Allen even wrote a tribute to his devoted fans called "Audience" ("If I can't see who I'm singing to/How will you know I'm singing 'em all for you?"). But when he gets to the line, "I don't wanna be famous, don't wanna work in big halls," he rolls his eyes and his nose grows two inches, because nothing could be further from the truth. Although Olivia Newton-John made "I Honestly Love You" an MOR classic and his "I Go to Rio" hit number one in Brazil and Australia, he has yet to crack the American charts. His two A&M LPs, Continental American and Taught by Experts are excellent showcases for his songs, but they pale compared to his live performance. And though he has progressed from cabarets to larger clubs like the Bottom Line and the Roxy in LA, his following is still a cult. And cult fame is obviously not what Allen wants. In fact, he has "taken steps" by signing on with manager Dee Anthony, who engineered J. Geils's and Peter Frampton's ascendancy to stardom and by recording a live double-album hopefully entitled It Is Time for Peter Allen.

Unfortunately, the record is a disappointment. The flaws -- lackluster accompaniment, inferior arrangements of older songs, paucity of new ones -- wouldn't matter so much if it weren't for one huge conceptual failing. The album, plainly patterned after Frampton Comes Alive, consists almost exclusively of music and audience and cannot convey the physicality of his performance. That approach works fine for Frampton: his singing, his playing and his pretty face on the cover tell you everything you need to know about him. But like Bette Midler (whose Live at Last should have been the model for this project) Allen uses props, costume changes, dishy ad libs, choice anecdotes and outrageous body language to unify the broad range of his material. Whereas Midler's live album compensates for what's lost by including the comic raps and a handy photo layout, Allen's supplies nothing -- you have no idea what he's doing to earn the tumultuous response. The outbursts during "Love Crazy," for instance, sounds like clacquish hysteria unless you happen to know that Allen has just leapt to his feet for a swift, sexy shimmy-shake. The most exciting numbers in concert are invariably the record's worst. On his rave-ups, Allen is likely to slur words, disregard lyrics, even drop crucial verses; but onstage he makes up for it with maniacal mugging or delirious dance routines; on the record, it simply sounds like shitty singing followed by dead space.

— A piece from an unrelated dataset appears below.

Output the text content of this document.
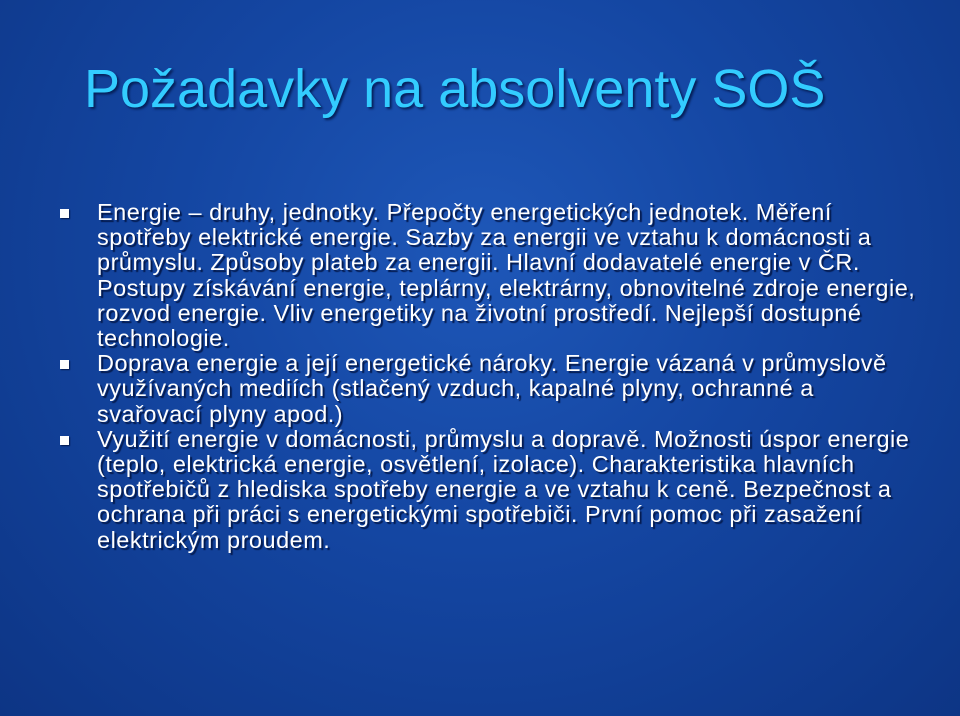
Požadavky na absolventy SOŠ
Energie – druhy, jednotky. Přepočty energetických jednotek. Měření spotřeby elektrické energie. Sazby za energii ve vztahu k domácnosti a průmyslu. Způsoby plateb za energii. Hlavní dodavatelé energie v ČR. Postupy získávání energie, teplárny, elektrárny, obnovitelné zdroje energie, rozvod energie. Vliv energetiky na životní prostředí. Nejlepší dostupné technologie.
Doprava energie a její energetické nároky. Energie vázaná v průmyslově využívaných mediích (stlačený vzduch, kapalné plyny, ochranné a svařovací plyny apod.)
Využití energie v domácnosti, průmyslu a dopravě. Možnosti úspor energie (teplo, elektrická energie, osvětlení, izolace). Charakteristika hlavních spotřebičů z hlediska spotřeby energie a ve vztahu k ceně. Bezpečnost a ochrana při práci s energetickými spotřebiči. První pomoc při zasažení elektrickým proudem.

Perhaps I'm being a little too hard on the album. As live recordings go, It is Time... could be far worse. It's certainly listenable, what you can hear of Allen's performance is energetic, and with the exception of "Interesting Changes" the otherwise unavailable cuts ("Don't Cry Out Loud," "Tenterfield Saddler," "Audience" and the oldie "As Times Goes By") are truly exquisite. But, damn it, Peter Allen deserves to make it big and this record won't help. Maybe a live album couldn't work under any circumstances. Maybe the answer is constant touring and steady studio releases. Or maybe Peter Allen is the best argument yet for a mass-market Video-Disc.